Опубликовано в журнале Крещатик, номер 4, 2006
Возвращаясь в 60-е и 70-е, для кого-то не только далекие, но и уже не существующие годы, вынужден заявить, что сегодня свободный стих, верлибр, понимают гораздо меньше, чем на заре его появления. Вл. Губайловский (“Новый мир” № 2, 2004) принимает за верлибр элегический гекзаметр С.Стратановского. Он же вводит такое понятие как “очень свободный”… стих (это у О.Чухонцева). Ю.Качалкина (“Знамя” №2, 2004) за верлибр принимает то белый ямб Хамдама Закирова, то рифмованный оболомками слов хорей Кассировой (перенос строки у последней производится на изломе слова, то есть слово нарочито приносится в жертву слогу, прием, противопоказанный верлибру), она же выдает за открытие такую дичь: “По сути же своей подстрочник — всегда верлибр”. И все до сих твердят: “размер”, даже при полном его отсутствии — как одном из признаков, между прочим, верлибра. Или лирические соображения: “Верлибр и вправду жанр неблагодарный. Эти стихи редко запоминаются наизусть (о ужас запоминания наизусть звучащего в эфире! — В.К.) — ни ритма (хотя нет в природе текста вне ритма! — В.К.), ни опорных рифм. Верлибры лучше не читать девушкам под луной”. Это Мария Галина в “Независимой газете” старается разобраться в верлибрах Евг. В. Харитонова и цитирует его же “табель о рангах” внутри современного процесса, цитата обрывается как раз там, где автор упоминает именно предшественников-либристов: Владимира Бурича.
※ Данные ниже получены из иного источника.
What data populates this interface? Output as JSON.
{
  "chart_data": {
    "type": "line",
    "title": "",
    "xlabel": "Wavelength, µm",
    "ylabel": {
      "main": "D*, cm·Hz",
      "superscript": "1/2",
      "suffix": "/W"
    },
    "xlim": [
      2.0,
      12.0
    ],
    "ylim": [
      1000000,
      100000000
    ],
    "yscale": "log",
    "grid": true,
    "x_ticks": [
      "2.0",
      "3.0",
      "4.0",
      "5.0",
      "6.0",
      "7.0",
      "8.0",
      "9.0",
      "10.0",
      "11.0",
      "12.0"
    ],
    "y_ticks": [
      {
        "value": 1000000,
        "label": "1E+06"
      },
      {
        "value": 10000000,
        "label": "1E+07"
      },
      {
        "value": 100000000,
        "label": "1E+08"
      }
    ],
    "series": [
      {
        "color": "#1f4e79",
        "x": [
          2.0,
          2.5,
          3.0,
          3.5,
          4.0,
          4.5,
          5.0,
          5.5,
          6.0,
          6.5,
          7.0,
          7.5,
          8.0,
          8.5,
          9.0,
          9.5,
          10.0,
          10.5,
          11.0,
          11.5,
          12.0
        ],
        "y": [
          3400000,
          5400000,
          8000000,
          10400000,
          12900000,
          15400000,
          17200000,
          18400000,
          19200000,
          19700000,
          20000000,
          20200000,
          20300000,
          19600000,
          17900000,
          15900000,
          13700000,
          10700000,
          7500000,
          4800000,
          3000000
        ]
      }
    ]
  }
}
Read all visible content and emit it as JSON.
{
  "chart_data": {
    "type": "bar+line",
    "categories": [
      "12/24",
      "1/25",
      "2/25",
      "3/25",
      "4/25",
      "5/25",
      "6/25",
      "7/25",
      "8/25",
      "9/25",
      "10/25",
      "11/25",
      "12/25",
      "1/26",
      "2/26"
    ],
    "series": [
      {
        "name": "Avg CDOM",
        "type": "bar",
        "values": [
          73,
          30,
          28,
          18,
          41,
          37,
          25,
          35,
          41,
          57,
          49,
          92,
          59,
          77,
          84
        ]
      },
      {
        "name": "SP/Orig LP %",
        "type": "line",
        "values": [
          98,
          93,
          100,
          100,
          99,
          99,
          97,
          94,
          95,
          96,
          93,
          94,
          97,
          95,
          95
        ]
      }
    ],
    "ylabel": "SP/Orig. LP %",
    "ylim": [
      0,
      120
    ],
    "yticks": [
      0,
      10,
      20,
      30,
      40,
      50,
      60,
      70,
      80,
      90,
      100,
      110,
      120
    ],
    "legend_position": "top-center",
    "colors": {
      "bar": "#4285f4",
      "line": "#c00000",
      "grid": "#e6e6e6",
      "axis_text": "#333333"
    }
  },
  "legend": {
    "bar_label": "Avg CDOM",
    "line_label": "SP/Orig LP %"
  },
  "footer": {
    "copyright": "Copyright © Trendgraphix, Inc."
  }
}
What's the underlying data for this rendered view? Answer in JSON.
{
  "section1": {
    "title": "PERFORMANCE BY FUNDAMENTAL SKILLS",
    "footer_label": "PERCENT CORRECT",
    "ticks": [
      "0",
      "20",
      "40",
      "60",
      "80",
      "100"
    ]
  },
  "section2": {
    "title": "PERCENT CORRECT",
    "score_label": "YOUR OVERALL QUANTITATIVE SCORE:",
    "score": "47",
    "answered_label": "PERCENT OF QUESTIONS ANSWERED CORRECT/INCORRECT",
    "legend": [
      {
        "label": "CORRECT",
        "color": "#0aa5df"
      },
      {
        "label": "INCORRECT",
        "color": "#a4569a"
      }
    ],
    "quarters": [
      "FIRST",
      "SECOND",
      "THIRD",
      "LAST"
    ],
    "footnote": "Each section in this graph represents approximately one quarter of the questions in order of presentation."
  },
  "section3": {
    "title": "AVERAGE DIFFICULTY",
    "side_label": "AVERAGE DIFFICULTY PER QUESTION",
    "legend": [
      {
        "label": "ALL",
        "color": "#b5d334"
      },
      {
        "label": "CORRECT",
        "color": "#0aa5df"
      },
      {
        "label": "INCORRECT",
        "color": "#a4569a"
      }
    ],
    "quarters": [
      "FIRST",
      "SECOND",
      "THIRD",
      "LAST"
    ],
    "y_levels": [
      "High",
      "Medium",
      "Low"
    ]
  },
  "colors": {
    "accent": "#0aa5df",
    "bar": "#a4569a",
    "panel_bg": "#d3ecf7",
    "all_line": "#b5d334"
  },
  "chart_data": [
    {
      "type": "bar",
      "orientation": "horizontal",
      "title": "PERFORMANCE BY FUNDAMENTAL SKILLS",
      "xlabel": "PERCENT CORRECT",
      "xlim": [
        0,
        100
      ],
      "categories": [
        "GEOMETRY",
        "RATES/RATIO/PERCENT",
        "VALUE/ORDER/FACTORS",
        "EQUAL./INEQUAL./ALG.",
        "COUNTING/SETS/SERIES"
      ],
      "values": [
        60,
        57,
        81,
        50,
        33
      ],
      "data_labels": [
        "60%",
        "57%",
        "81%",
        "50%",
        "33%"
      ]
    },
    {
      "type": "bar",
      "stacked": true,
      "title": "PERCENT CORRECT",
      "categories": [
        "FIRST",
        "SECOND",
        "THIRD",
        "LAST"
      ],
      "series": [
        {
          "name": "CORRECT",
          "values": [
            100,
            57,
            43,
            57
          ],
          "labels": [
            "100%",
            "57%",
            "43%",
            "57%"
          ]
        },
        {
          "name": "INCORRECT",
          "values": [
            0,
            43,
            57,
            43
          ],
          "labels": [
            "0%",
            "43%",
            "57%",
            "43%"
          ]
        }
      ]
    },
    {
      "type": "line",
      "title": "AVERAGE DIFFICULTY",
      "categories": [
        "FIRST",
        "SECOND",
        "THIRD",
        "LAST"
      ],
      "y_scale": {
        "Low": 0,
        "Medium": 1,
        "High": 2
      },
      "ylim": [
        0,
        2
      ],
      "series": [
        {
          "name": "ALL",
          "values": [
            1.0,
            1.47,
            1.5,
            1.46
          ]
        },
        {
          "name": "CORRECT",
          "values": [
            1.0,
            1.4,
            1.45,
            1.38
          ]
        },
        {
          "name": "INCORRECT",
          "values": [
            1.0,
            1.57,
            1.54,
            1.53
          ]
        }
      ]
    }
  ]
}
А ведь именно его верлибр об “антологии лунной поэзии” вполне можно читать девушкам под луной. Но поколение, растущее на интернете, Бурича не знает.
Все началось не с Бурича, не с Блока и даже не с Сумарокова. “Зарю появления” верлибра надо бы сдвинуть в сторону начала нового времени, если согласиться с тем, что его образцом является любой сакральный текст, гимнография, что Кирил Тарановский называл кондакарным стихом. И стих этот рождался непосредственно из прозы, минуя рифмованные метрические песнопения язычников. Рождался как уточнение поэтики, а вовсе не как “разрушение” традиционного стиха, на что уповают не умеющие обходиться достойно с изящным словом. Вот полное прочтение молитвы “Отче наш” на церковнославянском языке (прошу прощения за транскрипцию):
ОТЧЕ НАШ, его же сынове есмы, верою во Христе Иисусе.
ИЖЕ ЕСИ, за упование уложенное нам, НА НЕБЕСЕХ.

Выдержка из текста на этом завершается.